Durch Retweets und Erwähnungen werden Verbindungen hergestellt. Diese müssen allerdings nicht auf Gegenseitigkeit beruhen. So werden Medien aufgeführt, etwa wenn ein Artikel besonders häufig geteilt und das Medienhaus dazu verlinkt wird.
Je mehr solcher Verbindungen vorhanden sind, desto näher liegen die Punkte aneinander. Die hohe Verdichtung zeigt, wie stark die Erzählung ist – zu sehen in der Grafik im Kreis links.
Eher am Rande findet sich die orangefarbene Wolke, zu sehen rechts in der Grafik. Sie verbreitet ein anderes Narrativ über den Migrationspakt. Die Ausdehnung zeigt, dass die Schnittmengen zwischen beiden Gruppen nur gering sind.

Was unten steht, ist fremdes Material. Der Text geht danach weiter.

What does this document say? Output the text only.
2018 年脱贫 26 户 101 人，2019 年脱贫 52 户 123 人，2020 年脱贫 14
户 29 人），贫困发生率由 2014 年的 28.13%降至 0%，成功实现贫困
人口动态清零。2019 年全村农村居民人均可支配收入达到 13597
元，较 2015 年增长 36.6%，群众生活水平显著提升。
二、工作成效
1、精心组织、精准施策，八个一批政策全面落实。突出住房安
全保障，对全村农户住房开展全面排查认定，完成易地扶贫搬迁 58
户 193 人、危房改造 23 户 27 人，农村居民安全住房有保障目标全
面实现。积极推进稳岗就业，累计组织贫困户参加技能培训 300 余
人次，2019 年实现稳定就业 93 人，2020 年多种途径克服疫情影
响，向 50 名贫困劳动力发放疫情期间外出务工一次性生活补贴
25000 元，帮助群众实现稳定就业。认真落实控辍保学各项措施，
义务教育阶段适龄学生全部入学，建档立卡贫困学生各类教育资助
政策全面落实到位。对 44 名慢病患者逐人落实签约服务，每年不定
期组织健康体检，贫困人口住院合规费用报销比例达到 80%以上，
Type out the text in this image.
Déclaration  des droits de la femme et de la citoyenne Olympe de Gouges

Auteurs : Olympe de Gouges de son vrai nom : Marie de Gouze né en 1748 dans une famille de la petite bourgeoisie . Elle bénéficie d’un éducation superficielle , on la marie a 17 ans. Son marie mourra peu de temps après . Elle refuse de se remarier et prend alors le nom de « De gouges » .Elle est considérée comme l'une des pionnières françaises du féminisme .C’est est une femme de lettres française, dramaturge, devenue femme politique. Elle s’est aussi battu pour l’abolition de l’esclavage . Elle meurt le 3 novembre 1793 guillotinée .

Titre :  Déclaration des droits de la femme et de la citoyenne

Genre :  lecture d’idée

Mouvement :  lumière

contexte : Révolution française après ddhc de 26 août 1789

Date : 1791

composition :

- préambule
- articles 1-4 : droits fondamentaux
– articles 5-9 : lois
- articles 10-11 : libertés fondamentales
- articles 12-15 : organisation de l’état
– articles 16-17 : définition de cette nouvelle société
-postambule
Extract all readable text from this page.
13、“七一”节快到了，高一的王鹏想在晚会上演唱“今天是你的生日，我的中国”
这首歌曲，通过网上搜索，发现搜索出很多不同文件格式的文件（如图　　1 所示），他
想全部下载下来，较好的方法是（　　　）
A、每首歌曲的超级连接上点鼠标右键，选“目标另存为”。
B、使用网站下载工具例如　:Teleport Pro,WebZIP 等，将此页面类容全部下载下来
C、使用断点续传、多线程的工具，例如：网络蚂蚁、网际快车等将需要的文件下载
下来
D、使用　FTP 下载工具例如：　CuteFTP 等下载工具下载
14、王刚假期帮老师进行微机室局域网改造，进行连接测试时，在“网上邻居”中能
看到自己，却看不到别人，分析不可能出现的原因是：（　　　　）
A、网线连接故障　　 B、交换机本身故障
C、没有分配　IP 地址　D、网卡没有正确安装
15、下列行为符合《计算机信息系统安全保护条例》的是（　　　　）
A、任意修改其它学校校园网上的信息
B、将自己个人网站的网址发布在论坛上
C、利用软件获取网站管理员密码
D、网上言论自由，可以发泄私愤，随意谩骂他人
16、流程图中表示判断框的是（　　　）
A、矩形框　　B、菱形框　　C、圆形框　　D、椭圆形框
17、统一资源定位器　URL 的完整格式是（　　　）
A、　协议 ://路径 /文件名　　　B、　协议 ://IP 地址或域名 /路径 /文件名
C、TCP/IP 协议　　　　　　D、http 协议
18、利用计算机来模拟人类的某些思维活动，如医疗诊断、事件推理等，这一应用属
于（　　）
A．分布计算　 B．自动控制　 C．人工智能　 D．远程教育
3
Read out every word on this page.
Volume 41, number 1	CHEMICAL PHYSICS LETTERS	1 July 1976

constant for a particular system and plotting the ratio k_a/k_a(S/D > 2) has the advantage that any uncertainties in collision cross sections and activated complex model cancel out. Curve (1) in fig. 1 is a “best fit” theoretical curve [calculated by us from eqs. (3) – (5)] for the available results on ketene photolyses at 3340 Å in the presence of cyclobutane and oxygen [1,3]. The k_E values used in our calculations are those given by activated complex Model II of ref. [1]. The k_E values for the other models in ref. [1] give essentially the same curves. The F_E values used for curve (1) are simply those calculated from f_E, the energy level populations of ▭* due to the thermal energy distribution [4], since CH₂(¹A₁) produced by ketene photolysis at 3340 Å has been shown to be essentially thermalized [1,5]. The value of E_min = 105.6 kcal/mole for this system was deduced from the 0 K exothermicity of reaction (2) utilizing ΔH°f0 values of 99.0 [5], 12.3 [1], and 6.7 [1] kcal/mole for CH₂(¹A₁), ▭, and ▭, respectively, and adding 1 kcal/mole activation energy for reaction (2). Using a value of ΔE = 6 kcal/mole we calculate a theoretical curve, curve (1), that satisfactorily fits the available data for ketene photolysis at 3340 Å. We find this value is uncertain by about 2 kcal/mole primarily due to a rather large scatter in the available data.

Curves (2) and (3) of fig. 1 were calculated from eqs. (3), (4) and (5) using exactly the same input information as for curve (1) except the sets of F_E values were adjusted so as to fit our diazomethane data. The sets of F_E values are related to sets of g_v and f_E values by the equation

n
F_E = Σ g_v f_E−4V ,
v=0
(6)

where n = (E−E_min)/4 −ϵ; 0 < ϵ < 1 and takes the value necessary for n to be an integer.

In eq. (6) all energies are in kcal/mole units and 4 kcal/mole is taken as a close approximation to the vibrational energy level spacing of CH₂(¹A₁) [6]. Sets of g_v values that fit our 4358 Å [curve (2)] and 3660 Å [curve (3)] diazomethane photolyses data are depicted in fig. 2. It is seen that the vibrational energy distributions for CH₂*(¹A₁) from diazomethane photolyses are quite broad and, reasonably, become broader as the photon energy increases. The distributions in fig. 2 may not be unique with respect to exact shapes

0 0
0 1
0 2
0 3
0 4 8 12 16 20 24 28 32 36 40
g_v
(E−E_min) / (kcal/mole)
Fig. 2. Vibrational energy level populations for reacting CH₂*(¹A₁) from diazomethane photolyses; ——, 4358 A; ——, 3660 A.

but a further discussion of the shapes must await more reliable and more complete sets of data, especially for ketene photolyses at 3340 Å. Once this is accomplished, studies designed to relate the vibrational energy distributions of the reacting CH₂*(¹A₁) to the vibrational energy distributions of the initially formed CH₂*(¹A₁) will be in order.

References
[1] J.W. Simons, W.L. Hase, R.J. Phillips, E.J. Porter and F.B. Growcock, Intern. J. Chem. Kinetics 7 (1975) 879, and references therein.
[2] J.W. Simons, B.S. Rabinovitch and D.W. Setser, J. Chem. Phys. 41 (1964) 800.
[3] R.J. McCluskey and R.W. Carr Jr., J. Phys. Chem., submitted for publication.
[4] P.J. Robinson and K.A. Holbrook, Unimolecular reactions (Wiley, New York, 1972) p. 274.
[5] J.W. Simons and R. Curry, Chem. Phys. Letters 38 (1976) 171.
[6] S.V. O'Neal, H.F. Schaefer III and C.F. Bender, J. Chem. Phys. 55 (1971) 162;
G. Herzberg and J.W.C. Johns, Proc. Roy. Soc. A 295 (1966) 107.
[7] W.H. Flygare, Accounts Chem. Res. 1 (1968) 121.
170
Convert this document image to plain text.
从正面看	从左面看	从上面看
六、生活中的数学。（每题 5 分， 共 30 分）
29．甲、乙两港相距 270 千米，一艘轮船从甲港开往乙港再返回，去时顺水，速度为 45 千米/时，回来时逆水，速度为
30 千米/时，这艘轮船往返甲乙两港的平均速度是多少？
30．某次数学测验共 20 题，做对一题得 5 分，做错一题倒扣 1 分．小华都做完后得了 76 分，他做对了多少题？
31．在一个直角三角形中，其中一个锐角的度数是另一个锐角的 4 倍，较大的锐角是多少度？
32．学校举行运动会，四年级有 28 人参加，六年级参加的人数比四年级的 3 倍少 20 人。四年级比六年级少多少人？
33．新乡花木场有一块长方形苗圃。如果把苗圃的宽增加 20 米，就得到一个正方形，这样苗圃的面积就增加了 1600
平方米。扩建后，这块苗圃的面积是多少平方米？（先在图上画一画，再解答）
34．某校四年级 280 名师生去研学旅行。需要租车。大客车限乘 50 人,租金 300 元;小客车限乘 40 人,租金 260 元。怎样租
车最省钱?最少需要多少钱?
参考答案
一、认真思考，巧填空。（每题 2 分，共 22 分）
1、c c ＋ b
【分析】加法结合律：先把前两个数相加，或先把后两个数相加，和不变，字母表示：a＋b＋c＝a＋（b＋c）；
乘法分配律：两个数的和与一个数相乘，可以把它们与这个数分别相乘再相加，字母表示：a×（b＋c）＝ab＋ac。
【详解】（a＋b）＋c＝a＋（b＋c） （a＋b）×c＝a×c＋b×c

Deutschland „geht den Bach runter“, raunt es
Zu den Narrativen, die die Debatte bestimmen, gehörten den Analysten zufolge Behauptungen, wonach die Bundesregierung versuche, die Öffentlichkeit beim Migrationspakt bewusst zu täuschen. Das Abkommen sei rechtlich bindend, damit hole die Regierung Flüchtlinge nach Deutschland. Es sind Unwahrheiten, die Teil der Desinformationskampagne der AfD und ihr naher Netzwerke sind.
Doch diese Erzählmuster sind nicht nur von Social Bots geprägt, sondern auch von sogenannten „Influence Operations“, also gezielten Kampagnen, in der Regel von Regierungen aufgesetzt.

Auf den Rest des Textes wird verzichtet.